Government Agencies Restore Protections to Hospital Retirees’ Pensions

UNITED STATES
Pension Rights Center

For Immediate Release

Contact: Nancy Hwa, 202-296-3776

March 29, 2013

WASHINGTON — After a 10-year struggle, hundreds of former workers and retirees from the Hospital Center at Orange (HCO) once again have federal protections for their pensions. In an unprecedented move, the Internal Revenue Service (IRS) has reversed its 2003 decision to grant HCO’s pension plan recognition as a “church plan.” In response to the IRS action, the Pension Benefit Guaranty Corporation (PBGC) will restore insurance protections to the HCO plan.

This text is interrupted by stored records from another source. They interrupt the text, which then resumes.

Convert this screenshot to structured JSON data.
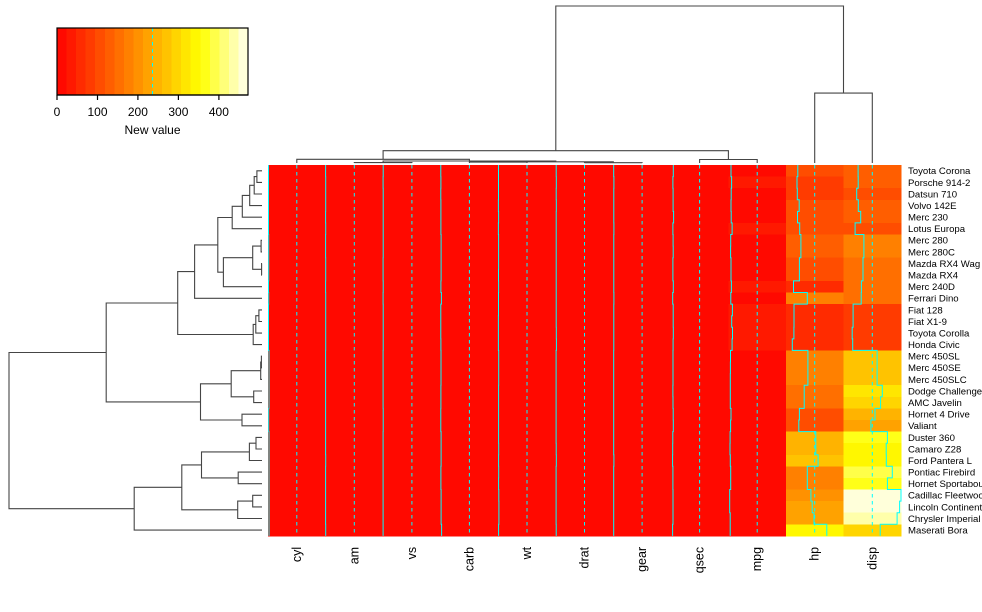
{
  "figure": {
    "title": "",
    "kind": "clustered heatmap with row and column dendrograms"
  },
  "chart_data": {
    "type": "heatmap",
    "title": "",
    "rows": [
      "Toyota Corona",
      "Porsche 914-2",
      "Datsun 710",
      "Volvo 142E",
      "Merc 230",
      "Lotus Europa",
      "Merc 280",
      "Merc 280C",
      "Mazda RX4 Wag",
      "Mazda RX4",
      "Merc 240D",
      "Ferrari Dino",
      "Fiat 128",
      "Fiat X1-9",
      "Toyota Corolla",
      "Honda Civic",
      "Merc 450SL",
      "Merc 450SE",
      "Merc 450SLC",
      "Dodge Challenger",
      "AMC Javelin",
      "Hornet 4 Drive",
      "Valiant",
      "Duster 360",
      "Camaro Z28",
      "Ford Pantera L",
      "Pontiac Firebird",
      "Hornet Sportabout",
      "Cadillac Fleetwood",
      "Lincoln Continental",
      "Chrysler Imperial",
      "Maserati Bora"
    ],
    "columns": [
      "cyl",
      "am",
      "vs",
      "carb",
      "wt",
      "drat",
      "gear",
      "qsec",
      "mpg",
      "hp",
      "disp"
    ],
    "matrix": [
      [
        4,
        0,
        1,
        1,
        2.465,
        3.7,
        3,
        20.01,
        21.5,
        97,
        120.1
      ],
      [
        4,
        1,
        0,
        2,
        2.14,
        4.43,
        5,
        16.7,
        26,
        91,
        120.3
      ],
      [
        4,
        1,
        1,
        1,
        2.32,
        3.85,
        4,
        18.61,
        22.8,
        93,
        108
      ],
      [
        4,
        1,
        1,
        2,
        1.78,
        4.11,
        4,
        18.6,
        21.4,
        109,
        121
      ],
      [
        4,
        0,
        1,
        2,
        3.15,
        3.92,
        4,
        22.9,
        22.8,
        95,
        140.8
      ],
      [
        4,
        1,
        1,
        2,
        1.513,
        3.77,
        5,
        16.9,
        30.4,
        113,
        95.1
      ],
      [
        6,
        0,
        1,
        4,
        3.44,
        3.92,
        4,
        18.3,
        19.2,
        123,
        167.6
      ],
      [
        6,
        0,
        1,
        4,
        3.44,
        3.92,
        4,
        18.9,
        17.8,
        123,
        167.6
      ],
      [
        6,
        1,
        0,
        4,
        2.875,
        3.9,
        4,
        17.02,
        21,
        110,
        160
      ],
      [
        6,
        1,
        0,
        4,
        2.62,
        3.9,
        4,
        16.46,
        21,
        110,
        160
      ],
      [
        4,
        0,
        1,
        2,
        3.19,
        3.69,
        4,
        20,
        24.4,
        62,
        146.7
      ],
      [
        6,
        1,
        0,
        6,
        2.77,
        3.62,
        5,
        15.5,
        19.7,
        175,
        145
      ],
      [
        4,
        1,
        1,
        1,
        2.2,
        4.08,
        4,
        19.47,
        32.4,
        66,
        78.7
      ],
      [
        4,
        1,
        1,
        1,
        1.935,
        4.08,
        4,
        18.9,
        27.3,
        66,
        79
      ],
      [
        4,
        1,
        1,
        1,
        1.835,
        4.22,
        4,
        19.9,
        33.9,
        65,
        71.1
      ],
      [
        4,
        1,
        1,
        2,
        1.615,
        4.93,
        4,
        18.52,
        30.4,
        52,
        75.7
      ],
      [
        8,
        0,
        0,
        3,
        3.73,
        3.07,
        3,
        17.6,
        17.3,
        180,
        275.8
      ],
      [
        8,
        0,
        0,
        3,
        4.07,
        3.07,
        3,
        17.4,
        16.4,
        180,
        275.8
      ],
      [
        8,
        0,
        0,
        3,
        3.78,
        3.07,
        3,
        18,
        15.2,
        180,
        275.8
      ],
      [
        8,
        0,
        0,
        2,
        3.52,
        2.76,
        3,
        16.87,
        15.5,
        150,
        318
      ],
      [
        8,
        0,
        0,
        2,
        3.435,
        3.15,
        3,
        17.3,
        15.2,
        150,
        304
      ],
      [
        6,
        0,
        1,
        1,
        3.215,
        3.08,
        3,
        19.44,
        21.4,
        110,
        258
      ],
      [
        6,
        0,
        1,
        1,
        3.46,
        2.76,
        3,
        20.22,
        18.1,
        105,
        225
      ],
      [
        8,
        0,
        0,
        4,
        3.57,
        3.21,
        3,
        15.84,
        14.3,
        245,
        360
      ],
      [
        8,
        0,
        0,
        4,
        3.84,
        3.73,
        3,
        15.41,
        13.3,
        245,
        350
      ],
      [
        8,
        1,
        0,
        4,
        3.17,
        4.22,
        5,
        14.5,
        15.8,
        264,
        351
      ],
      [
        8,
        0,
        0,
        2,
        3.845,
        3.08,
        3,
        17.05,
        19.2,
        175,
        400
      ],
      [
        8,
        0,
        0,
        2,
        3.44,
        3.15,
        3,
        17.02,
        18.7,
        175,
        360
      ],
      [
        8,
        0,
        0,
        4,
        5.25,
        2.93,
        3,
        17.98,
        10.4,
        205,
        472
      ],
      [
        8,
        0,
        0,
        4,
        5.424,
        3,
        3,
        17.82,
        10.4,
        215,
        460
      ],
      [
        8,
        0,
        0,
        4,
        5.345,
        3.23,
        3,
        17.42,
        14.7,
        230,
        440
      ],
      [
        8,
        1,
        0,
        8,
        3.57,
        3.54,
        3,
        14.6,
        15,
        335,
        301
      ]
    ],
    "color_scale": {
      "min": 0,
      "max": 472,
      "steps": 20,
      "ticks": [
        0,
        100,
        200,
        300,
        400
      ],
      "label": "New value",
      "palette": "heat (red-yellow-white)"
    },
    "trace": {
      "color": "#00ffff",
      "center_value": 236
    },
    "dendrograms": {
      "rows": "hierarchical clustering, complete linkage, euclidean",
      "columns": "hierarchical clustering, complete linkage, euclidean",
      "color": "#454545"
    },
    "layout": {
      "legend_position": "top-left",
      "row_labels_position": "right",
      "column_labels_position": "bottom",
      "grid": false
    }
  }
}
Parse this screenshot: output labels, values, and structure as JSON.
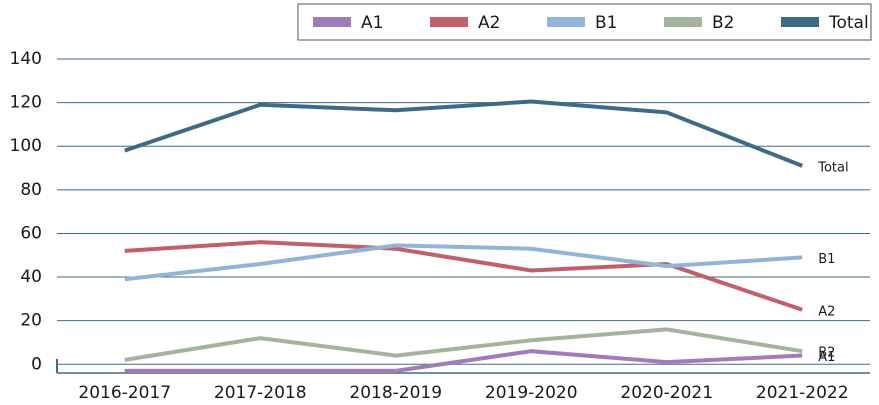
{
  "chart_data": {
    "type": "line",
    "categories": [
      "2016-2017",
      "2017-2018",
      "2018-2019",
      "2019-2020",
      "2020-2021",
      "2021-2022"
    ],
    "series": [
      {
        "name": "A1",
        "color": "#a07cb8",
        "values": [
          -3,
          -3,
          -3,
          6,
          1,
          4
        ]
      },
      {
        "name": "A2",
        "color": "#c0606a",
        "values": [
          52,
          56,
          53,
          43,
          46,
          25
        ]
      },
      {
        "name": "B1",
        "color": "#93b3d8",
        "values": [
          39,
          46,
          54.5,
          53,
          45,
          49
        ]
      },
      {
        "name": "B2",
        "color": "#a3b39c",
        "values": [
          2,
          12,
          4,
          11,
          16,
          6
        ]
      },
      {
        "name": "Total",
        "color": "#3e6b84",
        "values": [
          98,
          119,
          116.5,
          120.5,
          115.5,
          91
        ]
      }
    ],
    "ylim": [
      -4,
      140
    ],
    "yticks": [
      0,
      20,
      40,
      60,
      80,
      100,
      120,
      140
    ],
    "grid": true,
    "legend": "top"
  }
}
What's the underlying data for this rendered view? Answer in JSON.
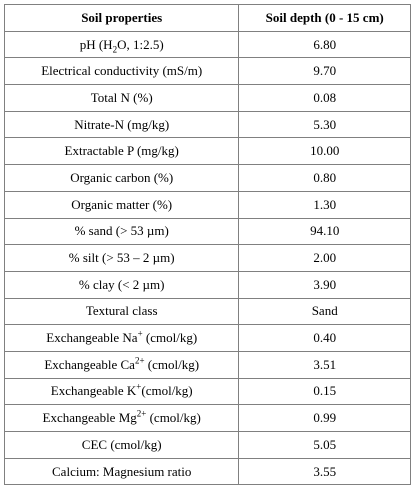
{
  "table": {
    "headers": [
      "Soil properties",
      "Soil depth (0 - 15 cm)"
    ],
    "rows": [
      {
        "property": [
          "pH (H",
          {
            "sub": "2"
          },
          "O, 1:2.5)"
        ],
        "value": "6.80"
      },
      {
        "property": [
          "Electrical conductivity (mS/m)"
        ],
        "value": "9.70"
      },
      {
        "property": [
          "Total N (%)"
        ],
        "value": "0.08"
      },
      {
        "property": [
          "Nitrate-N (mg/kg)"
        ],
        "value": "5.30"
      },
      {
        "property": [
          "Extractable P (mg/kg)"
        ],
        "value": "10.00"
      },
      {
        "property": [
          "Organic carbon (%)"
        ],
        "value": "0.80"
      },
      {
        "property": [
          "Organic matter (%)"
        ],
        "value": "1.30"
      },
      {
        "property": [
          "% sand (> 53 µm)"
        ],
        "value": "94.10"
      },
      {
        "property": [
          "% silt (> 53 – 2 µm)"
        ],
        "value": "2.00"
      },
      {
        "property": [
          "% clay (< 2 µm)"
        ],
        "value": "3.90"
      },
      {
        "property": [
          "Textural class"
        ],
        "value": "Sand"
      },
      {
        "property": [
          "Exchangeable Na",
          {
            "sup": "+"
          },
          " (cmol/kg)"
        ],
        "value": "0.40"
      },
      {
        "property": [
          "Exchangeable Ca",
          {
            "sup": "2+"
          },
          " (cmol/kg)"
        ],
        "value": "3.51"
      },
      {
        "property": [
          "Exchangeable K",
          {
            "sup": "+"
          },
          "(cmol/kg)"
        ],
        "value": "0.15"
      },
      {
        "property": [
          "Exchangeable Mg",
          {
            "sup": "2+"
          },
          " (cmol/kg)"
        ],
        "value": "0.99"
      },
      {
        "property": [
          "CEC (cmol/kg)"
        ],
        "value": "5.05"
      },
      {
        "property": [
          "Calcium: Magnesium ratio"
        ],
        "value": "3.55"
      }
    ]
  }
}
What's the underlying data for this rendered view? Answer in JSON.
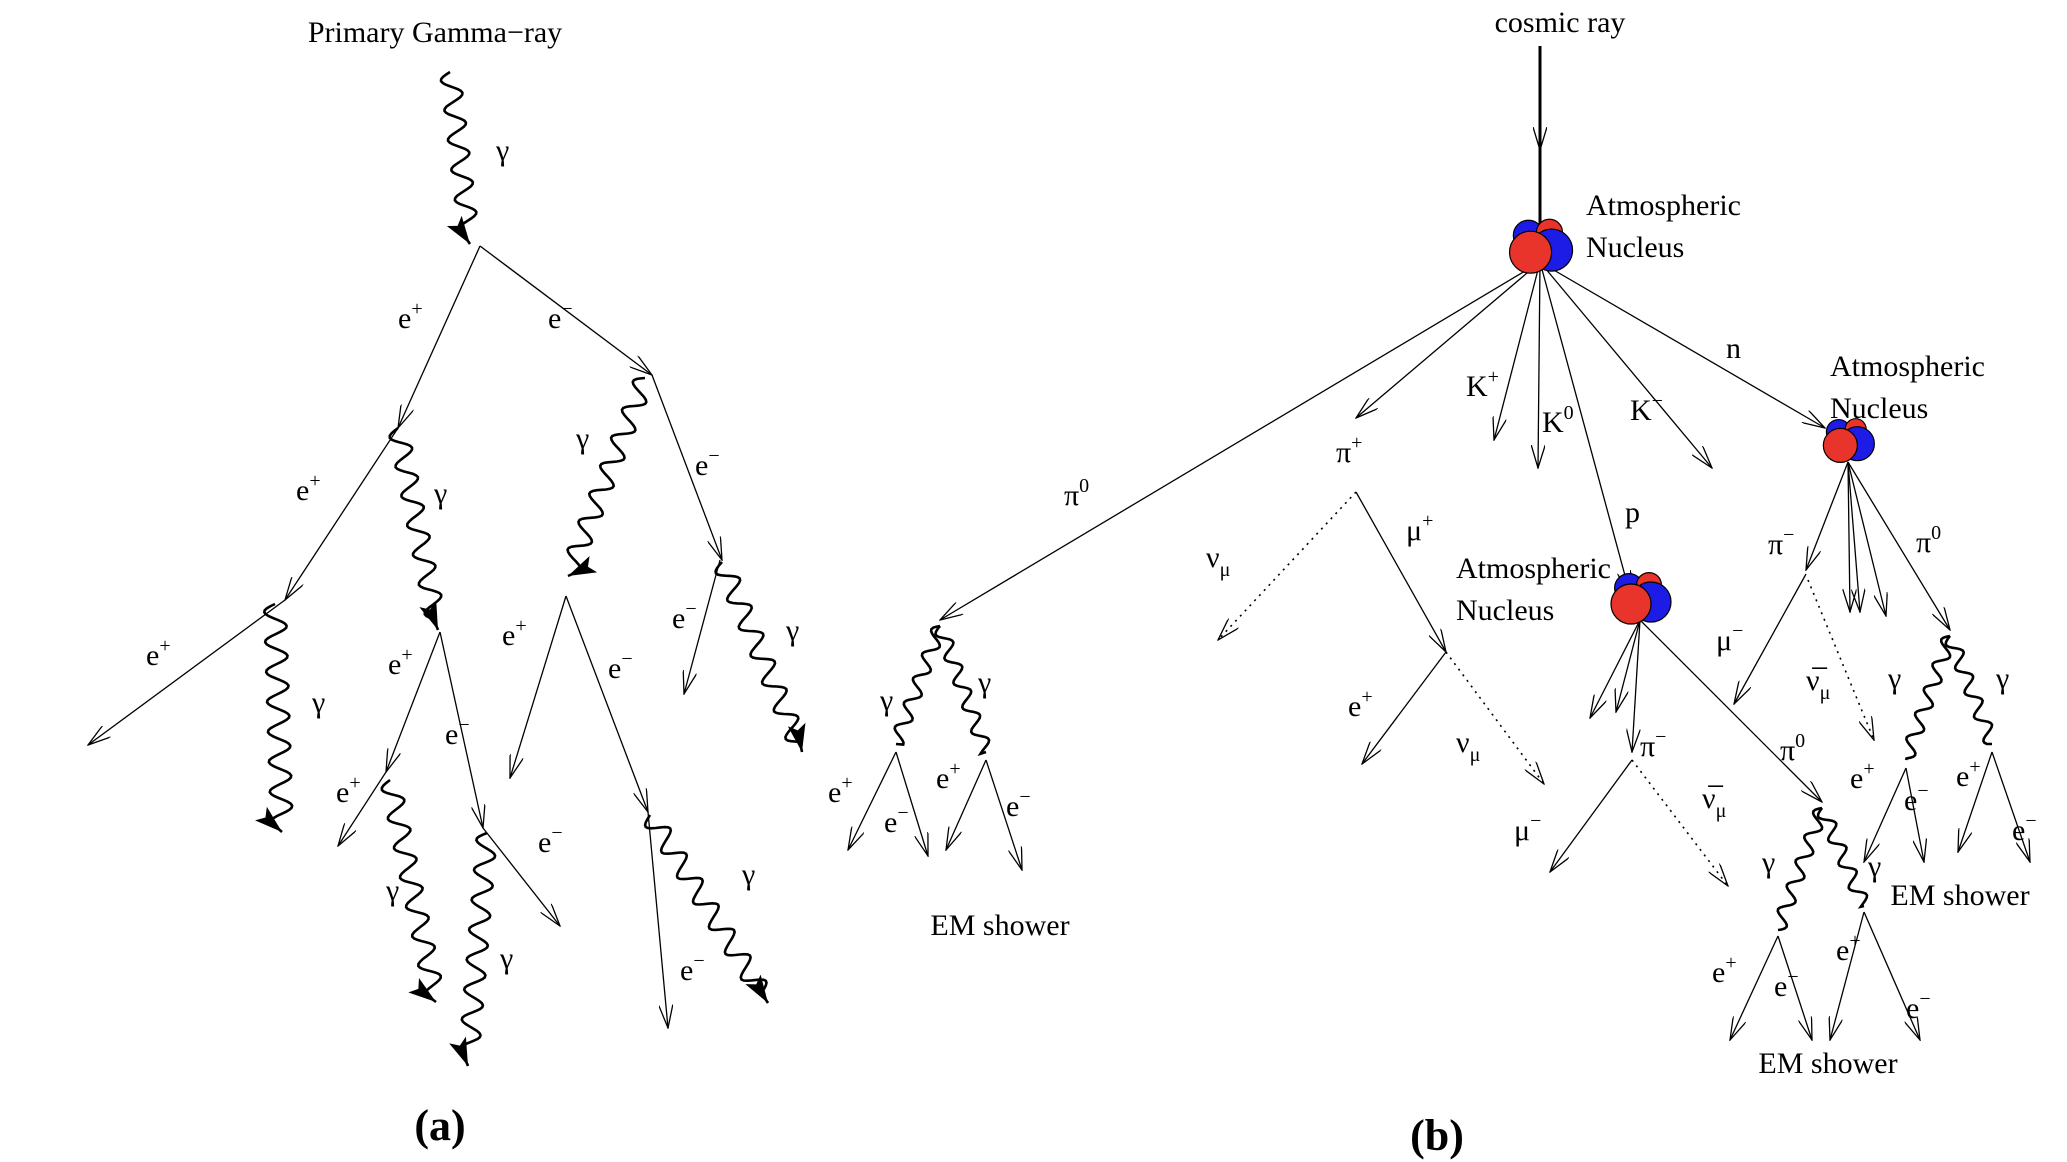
{
  "panel_a": {
    "caption": "(a)",
    "title": "Primary Gamma−ray",
    "labels": {
      "gamma": "γ",
      "e_plus": "e+",
      "e_minus": "e−"
    }
  },
  "panel_b": {
    "caption": "(b)",
    "title": "cosmic ray",
    "nucleus_line1": "Atmospheric",
    "nucleus_line2": "Nucleus",
    "em_shower": "EM shower",
    "labels": {
      "gamma": "γ",
      "e_plus": "e+",
      "e_minus": "e−",
      "n": "n",
      "p": "p",
      "k_plus": "K+",
      "k_zero": "K0",
      "k_minus": "K−",
      "pi_plus": "π+",
      "pi_zero": "π0",
      "pi_minus": "π−",
      "mu_plus": "μ+",
      "mu_minus": "μ−",
      "nu_mu": "νμ",
      "anti_nu_mu": "ν̅μ"
    }
  },
  "colors": {
    "proton": "#e8342a",
    "neutron": "#1c1ce6",
    "ink": "#000000"
  }
}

For decades, the Hospital Center at Orange was an independent nonprofit hospital, not affiliated with any religious organization. Its pension plan was covered by the Employee Retirement Income Security Act (ERISA), the federal law that governs and insures most private pension plans, requiring them to follow certain funding rules and pay insurance premiums to the PBGC.

In 1998, the hospital entered into a financial arrangement with Cathedral Health Systems and, four years later, based on this affiliation, applied to the IRS for a ruling that its pension plan was a “church plan” exempt from ERISA. The IRS granted HCO’s request for church plan status in early 2003. It was only later that year that HCO employees learned that their pensions would no longer be protected by the PBGC, and that their underfunded plan only had enough money to pay retirement benefits for a few years. The Hospital shut down the following year.